I have a theory. I have not validated this theory. I might have some details wrong.
When I write 'image', I mean a PE image (EXE or DLL).
In PE, we have two types of patching in images: rebasing and imports.
Rebasing is happens if any of the following is true:
- ASLR is enabled
- the image's preferred virtual memory is already allocated by something else (e.g. another DLL or VirtualAlloc or whatever)
Rebasing is relatively expensive because it needs to touch pages all over the image.
Rebasing can be cached. I assume it is cached by Windows. I assume this caching is the sharing mmozeiko mentioned. In theory, the cache doesn't need to be evicted when a process exits; the cache can be reused for a new process, even if no existing process has the image loaded.
Separate from rebasing is the import table. Patching imports is relatively cheap because it doesn't need to touch pages all over the image.
Imports can be cached. I have no clue if Windows caches imports or not. I can imagine common cases where caching IAT might not be worth it. (The cache key for rebasing is image + base address. The cache key for imports is image + image and base address of every imported DLL.)

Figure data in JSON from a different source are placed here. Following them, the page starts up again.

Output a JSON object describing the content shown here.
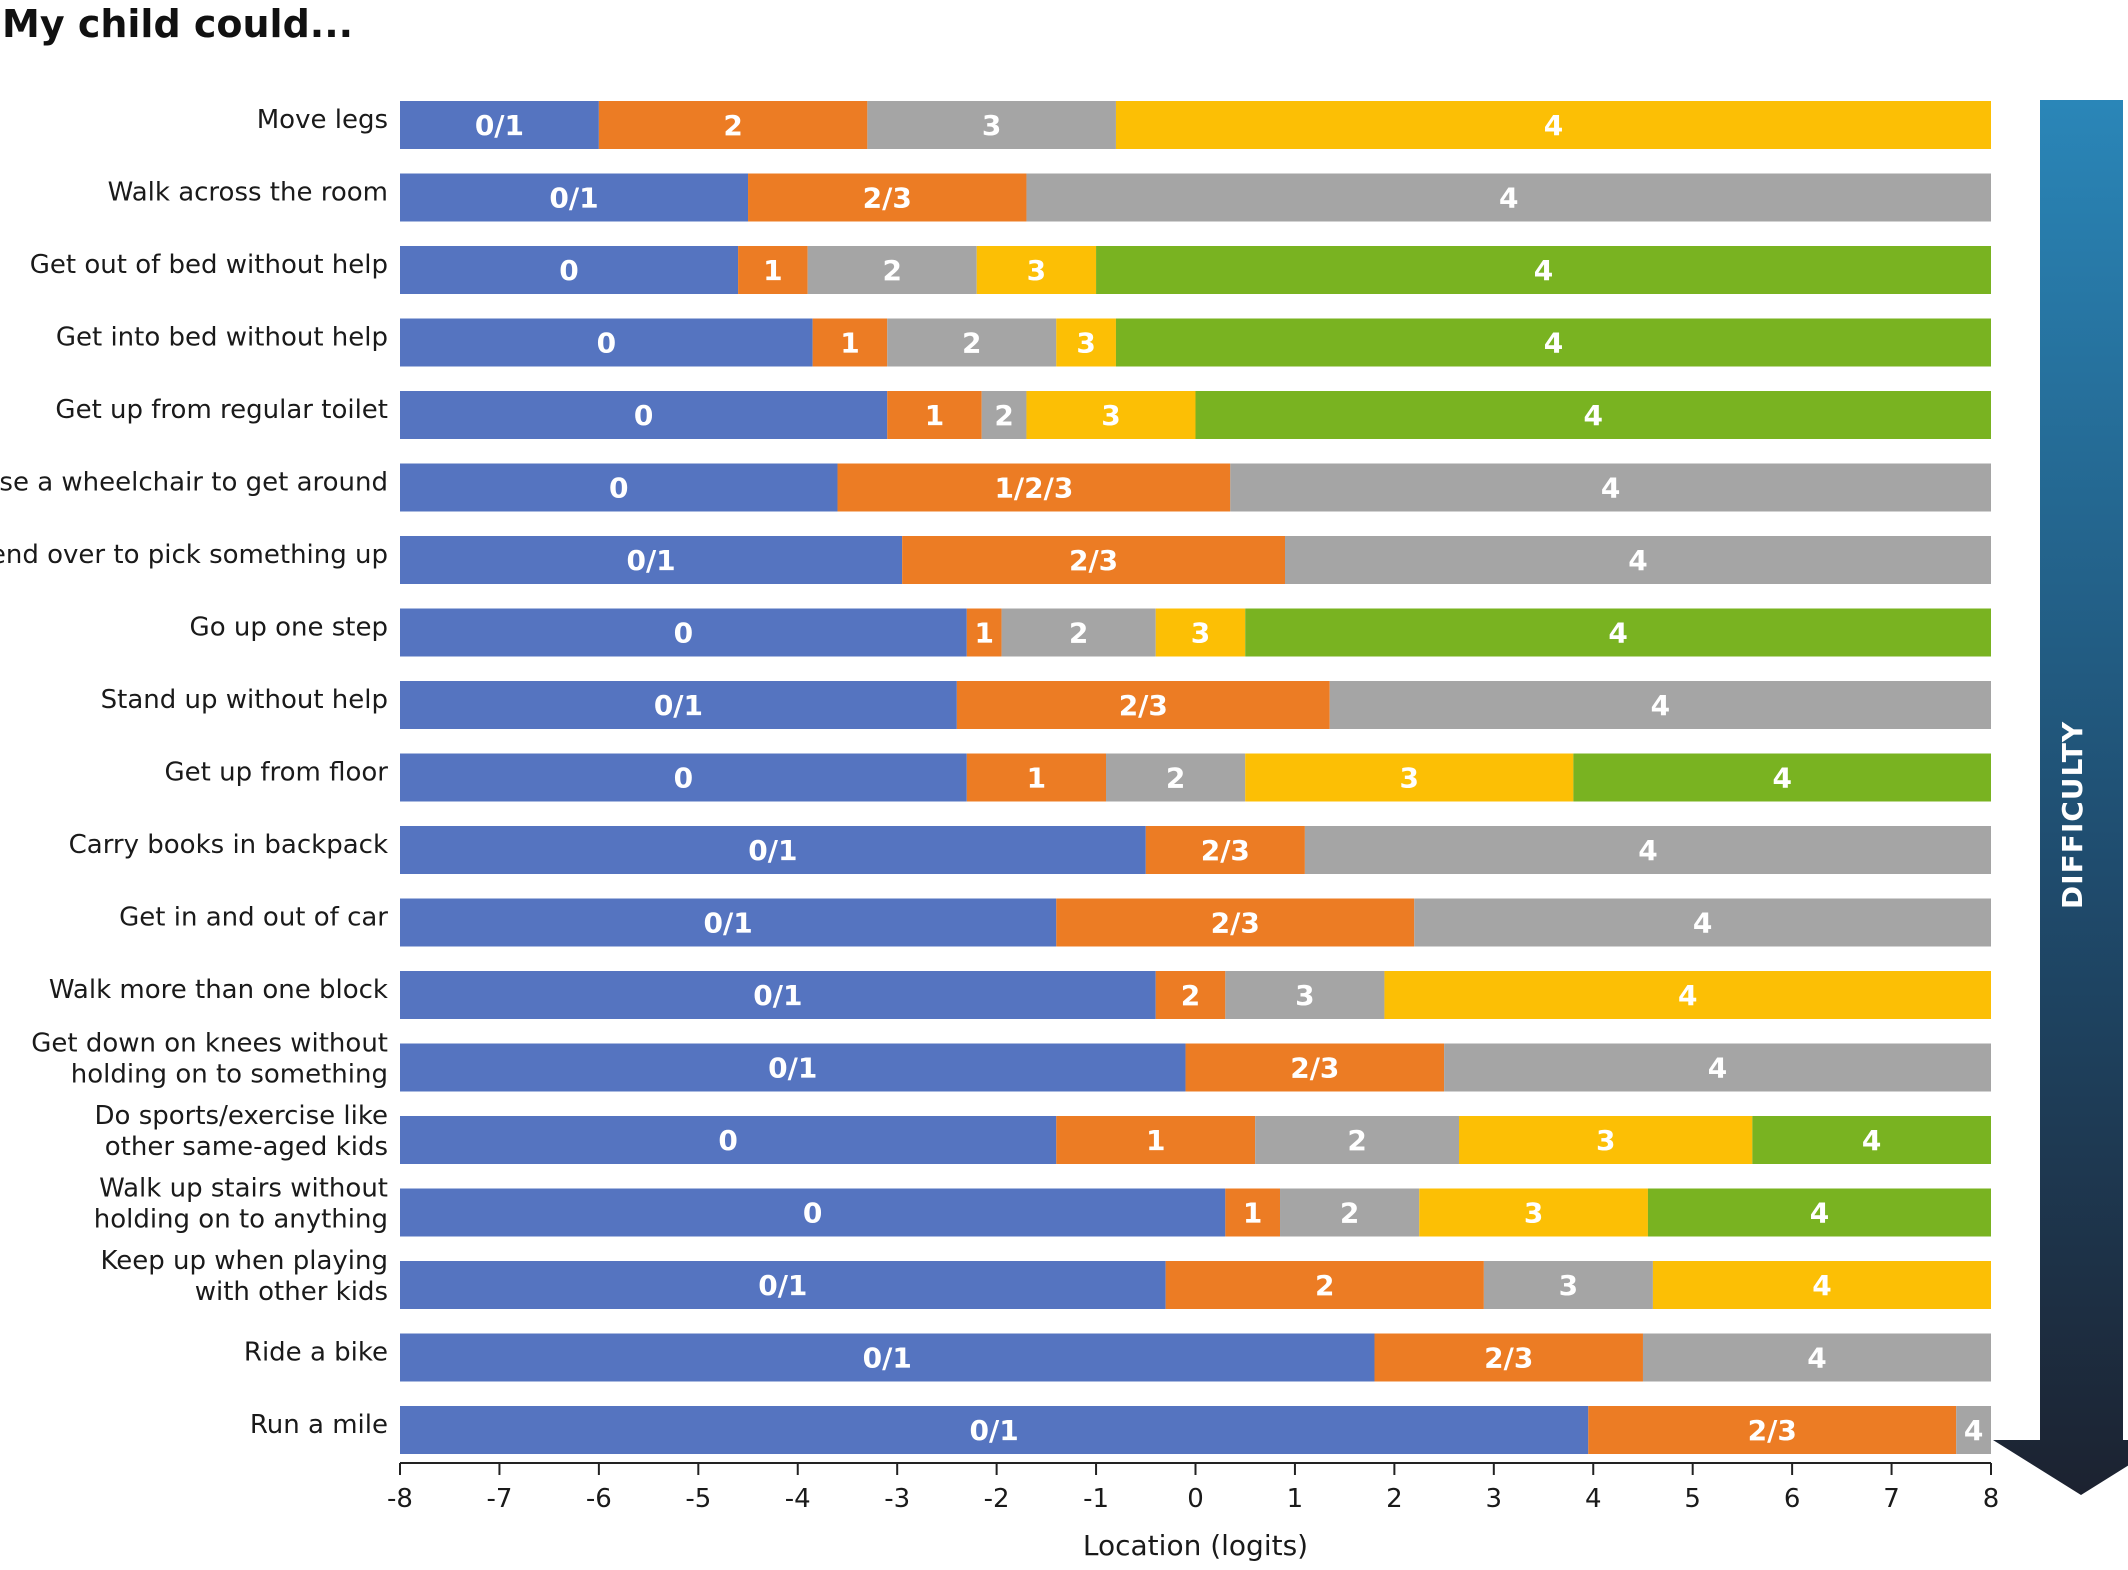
{
  "chart_data": {
    "type": "bar",
    "orientation": "horizontal-stacked",
    "title": "My child could...",
    "xlabel": "Location (logits)",
    "xlim": [
      -8,
      8
    ],
    "xticks": [
      "-8",
      "-7",
      "-6",
      "-5",
      "-4",
      "-3",
      "-2",
      "-1",
      "0",
      "1",
      "2",
      "3",
      "4",
      "5",
      "6",
      "7",
      "8"
    ],
    "side_arrow_label": "DIFFICULTY",
    "colors": {
      "blue": "#5574C0",
      "orange": "#EC7C24",
      "gray": "#A5A5A5",
      "yellow": "#FCBF05",
      "green": "#79B321"
    },
    "items": [
      {
        "label": [
          "Move legs"
        ],
        "segments": [
          {
            "label": "0/1",
            "start": -8,
            "end": -6.0,
            "color": "blue"
          },
          {
            "label": "2",
            "start": -6.0,
            "end": -3.3,
            "color": "orange"
          },
          {
            "label": "3",
            "start": -3.3,
            "end": -0.8,
            "color": "gray"
          },
          {
            "label": "4",
            "start": -0.8,
            "end": 8,
            "color": "yellow"
          }
        ]
      },
      {
        "label": [
          "Walk across the room"
        ],
        "segments": [
          {
            "label": "0/1",
            "start": -8,
            "end": -4.5,
            "color": "blue"
          },
          {
            "label": "2/3",
            "start": -4.5,
            "end": -1.7,
            "color": "orange"
          },
          {
            "label": "4",
            "start": -1.7,
            "end": 8,
            "color": "gray"
          }
        ]
      },
      {
        "label": [
          "Get out of bed without help"
        ],
        "segments": [
          {
            "label": "0",
            "start": -8,
            "end": -4.6,
            "color": "blue"
          },
          {
            "label": "1",
            "start": -4.6,
            "end": -3.9,
            "color": "orange"
          },
          {
            "label": "2",
            "start": -3.9,
            "end": -2.2,
            "color": "gray"
          },
          {
            "label": "3",
            "start": -2.2,
            "end": -1.0,
            "color": "yellow"
          },
          {
            "label": "4",
            "start": -1.0,
            "end": 8,
            "color": "green"
          }
        ]
      },
      {
        "label": [
          "Get into bed without help"
        ],
        "segments": [
          {
            "label": "0",
            "start": -8,
            "end": -3.85,
            "color": "blue"
          },
          {
            "label": "1",
            "start": -3.85,
            "end": -3.1,
            "color": "orange"
          },
          {
            "label": "2",
            "start": -3.1,
            "end": -1.4,
            "color": "gray"
          },
          {
            "label": "3",
            "start": -1.4,
            "end": -0.8,
            "color": "yellow"
          },
          {
            "label": "4",
            "start": -0.8,
            "end": 8,
            "color": "green"
          }
        ]
      },
      {
        "label": [
          "Get up from regular toilet"
        ],
        "segments": [
          {
            "label": "0",
            "start": -8,
            "end": -3.1,
            "color": "blue"
          },
          {
            "label": "1",
            "start": -3.1,
            "end": -2.15,
            "color": "orange"
          },
          {
            "label": "2",
            "start": -2.15,
            "end": -1.7,
            "color": "gray"
          },
          {
            "label": "3",
            "start": -1.7,
            "end": 0.0,
            "color": "yellow"
          },
          {
            "label": "4",
            "start": 0.0,
            "end": 8,
            "color": "green"
          }
        ]
      },
      {
        "label": [
          "Use a wheelchair to get around"
        ],
        "segments": [
          {
            "label": "0",
            "start": -8,
            "end": -3.6,
            "color": "blue"
          },
          {
            "label": "1/2/3",
            "start": -3.6,
            "end": 0.35,
            "color": "orange"
          },
          {
            "label": "4",
            "start": 0.35,
            "end": 8,
            "color": "gray"
          }
        ]
      },
      {
        "label": [
          "Bend over to pick something up"
        ],
        "segments": [
          {
            "label": "0/1",
            "start": -8,
            "end": -2.95,
            "color": "blue"
          },
          {
            "label": "2/3",
            "start": -2.95,
            "end": 0.9,
            "color": "orange"
          },
          {
            "label": "4",
            "start": 0.9,
            "end": 8,
            "color": "gray"
          }
        ]
      },
      {
        "label": [
          "Go up one step"
        ],
        "segments": [
          {
            "label": "0",
            "start": -8,
            "end": -2.3,
            "color": "blue"
          },
          {
            "label": "1",
            "start": -2.3,
            "end": -1.95,
            "color": "orange"
          },
          {
            "label": "2",
            "start": -1.95,
            "end": -0.4,
            "color": "gray"
          },
          {
            "label": "3",
            "start": -0.4,
            "end": 0.5,
            "color": "yellow"
          },
          {
            "label": "4",
            "start": 0.5,
            "end": 8,
            "color": "green"
          }
        ]
      },
      {
        "label": [
          "Stand up without help"
        ],
        "segments": [
          {
            "label": "0/1",
            "start": -8,
            "end": -2.4,
            "color": "blue"
          },
          {
            "label": "2/3",
            "start": -2.4,
            "end": 1.35,
            "color": "orange"
          },
          {
            "label": "4",
            "start": 1.35,
            "end": 8,
            "color": "gray"
          }
        ]
      },
      {
        "label": [
          "Get up from floor"
        ],
        "segments": [
          {
            "label": "0",
            "start": -8,
            "end": -2.3,
            "color": "blue"
          },
          {
            "label": "1",
            "start": -2.3,
            "end": -0.9,
            "color": "orange"
          },
          {
            "label": "2",
            "start": -0.9,
            "end": 0.5,
            "color": "gray"
          },
          {
            "label": "3",
            "start": 0.5,
            "end": 3.8,
            "color": "yellow"
          },
          {
            "label": "4",
            "start": 3.8,
            "end": 8,
            "color": "green"
          }
        ]
      },
      {
        "label": [
          "Carry books in backpack"
        ],
        "segments": [
          {
            "label": "0/1",
            "start": -8,
            "end": -0.5,
            "color": "blue"
          },
          {
            "label": "2/3",
            "start": -0.5,
            "end": 1.1,
            "color": "orange"
          },
          {
            "label": "4",
            "start": 1.1,
            "end": 8,
            "color": "gray"
          }
        ]
      },
      {
        "label": [
          "Get in and out of car"
        ],
        "segments": [
          {
            "label": "0/1",
            "start": -8,
            "end": -1.4,
            "color": "blue"
          },
          {
            "label": "2/3",
            "start": -1.4,
            "end": 2.2,
            "color": "orange"
          },
          {
            "label": "4",
            "start": 2.2,
            "end": 8,
            "color": "gray"
          }
        ]
      },
      {
        "label": [
          "Walk more than one block"
        ],
        "segments": [
          {
            "label": "0/1",
            "start": -8,
            "end": -0.4,
            "color": "blue"
          },
          {
            "label": "2",
            "start": -0.4,
            "end": 0.3,
            "color": "orange"
          },
          {
            "label": "3",
            "start": 0.3,
            "end": 1.9,
            "color": "gray"
          },
          {
            "label": "4",
            "start": 1.9,
            "end": 8,
            "color": "yellow"
          }
        ]
      },
      {
        "label": [
          "Get down on knees without",
          "holding on to something"
        ],
        "segments": [
          {
            "label": "0/1",
            "start": -8,
            "end": -0.1,
            "color": "blue"
          },
          {
            "label": "2/3",
            "start": -0.1,
            "end": 2.5,
            "color": "orange"
          },
          {
            "label": "4",
            "start": 2.5,
            "end": 8,
            "color": "gray"
          }
        ]
      },
      {
        "label": [
          "Do sports/exercise like",
          "other same-aged kids"
        ],
        "segments": [
          {
            "label": "0",
            "start": -8,
            "end": -1.4,
            "color": "blue"
          },
          {
            "label": "1",
            "start": -1.4,
            "end": 0.6,
            "color": "orange"
          },
          {
            "label": "2",
            "start": 0.6,
            "end": 2.65,
            "color": "gray"
          },
          {
            "label": "3",
            "start": 2.65,
            "end": 5.6,
            "color": "yellow"
          },
          {
            "label": "4",
            "start": 5.6,
            "end": 8,
            "color": "green"
          }
        ]
      },
      {
        "label": [
          "Walk up stairs without",
          "holding on to anything"
        ],
        "segments": [
          {
            "label": "0",
            "start": -8,
            "end": 0.3,
            "color": "blue"
          },
          {
            "label": "1",
            "start": 0.3,
            "end": 0.85,
            "color": "orange"
          },
          {
            "label": "2",
            "start": 0.85,
            "end": 2.25,
            "color": "gray"
          },
          {
            "label": "3",
            "start": 2.25,
            "end": 4.55,
            "color": "yellow"
          },
          {
            "label": "4",
            "start": 4.55,
            "end": 8,
            "color": "green"
          }
        ]
      },
      {
        "label": [
          "Keep up when playing",
          "with other kids"
        ],
        "segments": [
          {
            "label": "0/1",
            "start": -8,
            "end": -0.3,
            "color": "blue"
          },
          {
            "label": "2",
            "start": -0.3,
            "end": 2.9,
            "color": "orange"
          },
          {
            "label": "3",
            "start": 2.9,
            "end": 4.6,
            "color": "gray"
          },
          {
            "label": "4",
            "start": 4.6,
            "end": 8,
            "color": "yellow"
          }
        ]
      },
      {
        "label": [
          "Ride a bike"
        ],
        "segments": [
          {
            "label": "0/1",
            "start": -8,
            "end": 1.8,
            "color": "blue"
          },
          {
            "label": "2/3",
            "start": 1.8,
            "end": 4.5,
            "color": "orange"
          },
          {
            "label": "4",
            "start": 4.5,
            "end": 8,
            "color": "gray"
          }
        ]
      },
      {
        "label": [
          "Run a mile"
        ],
        "segments": [
          {
            "label": "0/1",
            "start": -8,
            "end": 3.95,
            "color": "blue"
          },
          {
            "label": "2/3",
            "start": 3.95,
            "end": 7.65,
            "color": "orange"
          },
          {
            "label": "4",
            "start": 7.65,
            "end": 8,
            "color": "gray"
          }
        ]
      }
    ]
  }
}
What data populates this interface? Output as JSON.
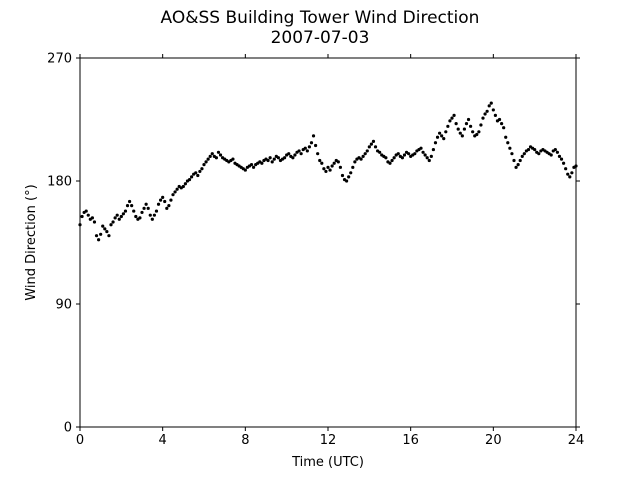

For the entry point EXE, consider two approaches for EXE-to-DLL calls: import table (what PE implements) and direct calls (your proposal) If we ignore ASLR and assume that the EXE rarely relocates, my mental model of the two approaches says the following:
- The import table approach is faster to load and uses less physical memory but is slower to execute, and
- The direct calls approach is faster to execute but slower to load and uses more physical memory.
Again, my comment is pure speculation. I haven't done any measurements or read any rationale from the designers of PE.